I would blowdry my hair. I would do my makeup. I would wear a brunch-appropriate blouse and well fitting pants. Being both beautiful and well dressed, I believed would, in some primitive way, bring her peace. At 8 a.m. I began to primp. A few hours later, I arrived at Cecconi's with caked concealer cracking in the pockets of my under eye bags. I was early, underslept, and overdolled. I ordered a mimosa and waited for an older version of myself to walk through the double glass doors.
But then she walked in, a petite blonde with a blow out and an off the shoulder blouse. We hugged. She sat down. We made chit chat as I studied her face and she studied mine, attempting to lay claim to any features we might recognize. They were few and far between. An arched eyebrow here, a curl of the lip there, but by and large any visual similarities felt like a stretch. They required a creative reimagining of what might have been there before. Before the rhinoplasty frenzy of the early '90s. Before cosmetic amendments had softened her more distinctive features.
Our similarities were revealed in conversation. Our tendency towards working out. Our preference for tortilla chips. Our habit of staying too long at the party. A slightly lazy left eye that drifted when we drank.
I asked how she knew Mom.
“Well let's see, I guess she was dating Anne and I was dating Jules at the time, and then Judy and Donna got married and Jules and I split up, but we just all stayed friends.”

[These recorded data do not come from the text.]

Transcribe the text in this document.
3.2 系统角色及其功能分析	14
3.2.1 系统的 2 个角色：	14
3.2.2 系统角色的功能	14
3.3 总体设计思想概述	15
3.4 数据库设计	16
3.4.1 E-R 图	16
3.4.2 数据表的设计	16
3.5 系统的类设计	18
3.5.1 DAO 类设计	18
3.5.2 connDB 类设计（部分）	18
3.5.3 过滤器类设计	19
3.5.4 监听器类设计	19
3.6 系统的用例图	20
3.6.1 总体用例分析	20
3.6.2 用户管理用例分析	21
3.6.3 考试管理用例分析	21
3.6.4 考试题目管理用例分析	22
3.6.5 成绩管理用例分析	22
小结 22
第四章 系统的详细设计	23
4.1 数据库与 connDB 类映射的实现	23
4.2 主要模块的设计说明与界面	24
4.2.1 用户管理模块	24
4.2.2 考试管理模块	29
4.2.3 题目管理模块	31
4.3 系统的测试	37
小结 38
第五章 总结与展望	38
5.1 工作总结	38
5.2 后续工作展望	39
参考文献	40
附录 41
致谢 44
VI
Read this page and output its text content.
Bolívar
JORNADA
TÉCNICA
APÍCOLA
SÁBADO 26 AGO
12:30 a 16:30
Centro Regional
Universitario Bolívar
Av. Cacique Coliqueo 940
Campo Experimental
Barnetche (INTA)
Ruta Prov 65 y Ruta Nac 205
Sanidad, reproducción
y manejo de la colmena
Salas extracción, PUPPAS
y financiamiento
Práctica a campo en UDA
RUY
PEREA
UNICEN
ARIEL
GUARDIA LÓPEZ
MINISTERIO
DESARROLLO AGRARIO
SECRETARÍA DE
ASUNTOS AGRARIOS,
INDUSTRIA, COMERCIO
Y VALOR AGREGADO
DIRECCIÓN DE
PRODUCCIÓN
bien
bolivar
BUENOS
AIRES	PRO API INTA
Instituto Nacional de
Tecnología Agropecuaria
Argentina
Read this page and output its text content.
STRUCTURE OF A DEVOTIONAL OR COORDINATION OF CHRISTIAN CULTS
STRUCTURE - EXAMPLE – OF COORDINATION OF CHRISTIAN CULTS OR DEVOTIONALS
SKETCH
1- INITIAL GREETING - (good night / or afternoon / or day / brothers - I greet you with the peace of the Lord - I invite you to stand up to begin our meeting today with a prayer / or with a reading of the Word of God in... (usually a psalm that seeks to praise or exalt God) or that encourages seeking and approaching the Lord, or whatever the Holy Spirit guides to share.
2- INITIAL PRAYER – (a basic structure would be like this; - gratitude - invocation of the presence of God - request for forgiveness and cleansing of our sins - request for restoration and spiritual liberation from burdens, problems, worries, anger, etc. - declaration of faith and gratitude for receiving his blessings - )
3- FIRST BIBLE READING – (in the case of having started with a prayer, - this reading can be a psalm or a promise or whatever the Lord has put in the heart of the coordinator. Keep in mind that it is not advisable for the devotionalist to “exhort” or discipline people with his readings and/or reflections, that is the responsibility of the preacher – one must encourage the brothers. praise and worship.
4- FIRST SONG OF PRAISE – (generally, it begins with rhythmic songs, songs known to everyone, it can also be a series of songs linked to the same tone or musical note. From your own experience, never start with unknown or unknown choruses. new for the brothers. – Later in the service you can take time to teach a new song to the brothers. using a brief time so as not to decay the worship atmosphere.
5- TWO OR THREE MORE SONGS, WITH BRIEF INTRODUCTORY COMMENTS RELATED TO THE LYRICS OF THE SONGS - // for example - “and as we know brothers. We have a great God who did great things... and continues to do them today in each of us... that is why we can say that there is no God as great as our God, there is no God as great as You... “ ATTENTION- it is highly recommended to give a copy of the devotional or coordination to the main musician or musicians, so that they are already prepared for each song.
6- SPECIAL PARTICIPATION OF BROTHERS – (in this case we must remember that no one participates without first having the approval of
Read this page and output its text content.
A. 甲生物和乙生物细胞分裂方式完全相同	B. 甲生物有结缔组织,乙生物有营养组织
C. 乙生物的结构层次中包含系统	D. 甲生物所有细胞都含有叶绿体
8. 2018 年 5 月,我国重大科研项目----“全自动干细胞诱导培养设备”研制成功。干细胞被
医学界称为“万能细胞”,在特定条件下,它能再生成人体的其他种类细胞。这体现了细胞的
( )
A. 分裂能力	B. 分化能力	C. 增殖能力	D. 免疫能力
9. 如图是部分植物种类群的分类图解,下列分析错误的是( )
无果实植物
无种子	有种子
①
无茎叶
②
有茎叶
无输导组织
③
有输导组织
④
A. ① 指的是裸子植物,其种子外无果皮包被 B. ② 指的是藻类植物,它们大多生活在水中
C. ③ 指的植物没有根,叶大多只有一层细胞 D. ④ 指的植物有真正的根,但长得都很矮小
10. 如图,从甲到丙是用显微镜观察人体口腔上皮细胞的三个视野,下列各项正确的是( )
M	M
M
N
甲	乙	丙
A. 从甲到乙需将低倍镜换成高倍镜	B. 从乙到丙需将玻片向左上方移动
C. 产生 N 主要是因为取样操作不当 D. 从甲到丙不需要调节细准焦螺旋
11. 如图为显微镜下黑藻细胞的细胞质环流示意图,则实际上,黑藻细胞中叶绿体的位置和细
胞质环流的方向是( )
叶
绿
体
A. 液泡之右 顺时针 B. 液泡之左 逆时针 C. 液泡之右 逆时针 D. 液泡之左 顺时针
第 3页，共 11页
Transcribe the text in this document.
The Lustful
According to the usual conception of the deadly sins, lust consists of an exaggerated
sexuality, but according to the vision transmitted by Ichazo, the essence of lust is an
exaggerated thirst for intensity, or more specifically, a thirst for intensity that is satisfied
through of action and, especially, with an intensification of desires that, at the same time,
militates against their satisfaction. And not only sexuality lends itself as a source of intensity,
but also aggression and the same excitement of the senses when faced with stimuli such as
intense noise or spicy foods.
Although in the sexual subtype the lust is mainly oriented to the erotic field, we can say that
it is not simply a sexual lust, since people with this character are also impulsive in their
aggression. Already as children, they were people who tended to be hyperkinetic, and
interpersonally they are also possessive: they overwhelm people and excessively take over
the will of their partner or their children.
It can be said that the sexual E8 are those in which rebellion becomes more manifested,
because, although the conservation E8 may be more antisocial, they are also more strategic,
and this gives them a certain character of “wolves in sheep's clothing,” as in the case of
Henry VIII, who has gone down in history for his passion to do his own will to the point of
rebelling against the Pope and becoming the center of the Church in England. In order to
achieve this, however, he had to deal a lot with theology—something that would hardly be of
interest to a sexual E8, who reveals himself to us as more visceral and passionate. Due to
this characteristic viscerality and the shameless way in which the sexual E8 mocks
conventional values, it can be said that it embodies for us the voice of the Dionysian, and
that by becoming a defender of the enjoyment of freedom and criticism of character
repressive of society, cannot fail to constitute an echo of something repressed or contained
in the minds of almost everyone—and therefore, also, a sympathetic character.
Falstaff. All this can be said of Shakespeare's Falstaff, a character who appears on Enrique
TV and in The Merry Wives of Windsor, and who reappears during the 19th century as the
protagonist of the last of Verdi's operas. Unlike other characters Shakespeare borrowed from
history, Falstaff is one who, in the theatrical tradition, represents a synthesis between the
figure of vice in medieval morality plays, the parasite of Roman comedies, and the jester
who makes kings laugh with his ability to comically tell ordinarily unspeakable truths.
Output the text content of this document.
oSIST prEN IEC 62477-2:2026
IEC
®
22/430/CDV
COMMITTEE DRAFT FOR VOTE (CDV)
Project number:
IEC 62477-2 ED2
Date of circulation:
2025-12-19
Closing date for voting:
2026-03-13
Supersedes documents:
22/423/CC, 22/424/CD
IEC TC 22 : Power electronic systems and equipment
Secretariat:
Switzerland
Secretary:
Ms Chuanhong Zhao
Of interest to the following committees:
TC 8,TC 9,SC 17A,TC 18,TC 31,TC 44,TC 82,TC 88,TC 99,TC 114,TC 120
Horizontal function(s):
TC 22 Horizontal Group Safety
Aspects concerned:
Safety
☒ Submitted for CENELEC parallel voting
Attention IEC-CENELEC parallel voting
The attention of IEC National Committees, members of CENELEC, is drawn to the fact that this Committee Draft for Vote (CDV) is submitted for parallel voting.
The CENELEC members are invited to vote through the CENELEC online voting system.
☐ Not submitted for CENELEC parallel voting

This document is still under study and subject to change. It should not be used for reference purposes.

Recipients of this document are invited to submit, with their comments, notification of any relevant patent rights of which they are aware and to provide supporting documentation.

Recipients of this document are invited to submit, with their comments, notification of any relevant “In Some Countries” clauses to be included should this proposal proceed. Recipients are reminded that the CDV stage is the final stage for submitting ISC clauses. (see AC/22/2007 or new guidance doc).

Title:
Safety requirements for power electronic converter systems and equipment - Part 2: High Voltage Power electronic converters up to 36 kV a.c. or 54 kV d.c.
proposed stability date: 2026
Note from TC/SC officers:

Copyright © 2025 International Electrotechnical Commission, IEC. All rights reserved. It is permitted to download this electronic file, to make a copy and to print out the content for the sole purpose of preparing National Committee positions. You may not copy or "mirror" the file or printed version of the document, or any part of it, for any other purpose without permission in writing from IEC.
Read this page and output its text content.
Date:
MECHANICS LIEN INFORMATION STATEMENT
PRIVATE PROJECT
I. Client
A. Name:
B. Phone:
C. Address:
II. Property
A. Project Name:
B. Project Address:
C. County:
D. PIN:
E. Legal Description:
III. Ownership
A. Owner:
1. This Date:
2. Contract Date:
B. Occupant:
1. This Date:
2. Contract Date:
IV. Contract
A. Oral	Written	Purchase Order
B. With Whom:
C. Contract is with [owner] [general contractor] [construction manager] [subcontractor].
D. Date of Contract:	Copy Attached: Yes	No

“Wait, my Mom was a lesbian?”
“Sort of.”
“And so are you?”
“Mostly.”
A smile spread across my face. I’d go home and call my ex-girlfriend and tell her that she was wrong and I was right. Explain that I was bred from a cohort of iconic lesbians. That I hadn’t broken up with her because I was straight, like she insisted, but because I just didn’t love her. That when it came down to the pure science of things—genetics, I mean, environmental and deterministic—I was and had always been half gay on my mother’s side.
The waiter cleared our plates. He left us there as the conversation lulled. Erin reached across the empty table and sighed like it was time to get serious. So here it was. We’d come to the confessional. I’d foreseen the reckoning and I’d prepared. I adjusted the straps of my too- loose-in-the-bust blouse.
She was on the cusp of being earnest. I was scared but I was ready.
I looked at my egg donor, this woman who I now loved but I had never really known. She took my hands in hers, looked down at my nice brunch top and then back at my face and said:
“Sophia, I don’t want you to be under any illusions...I’ve had a breast augmentation.”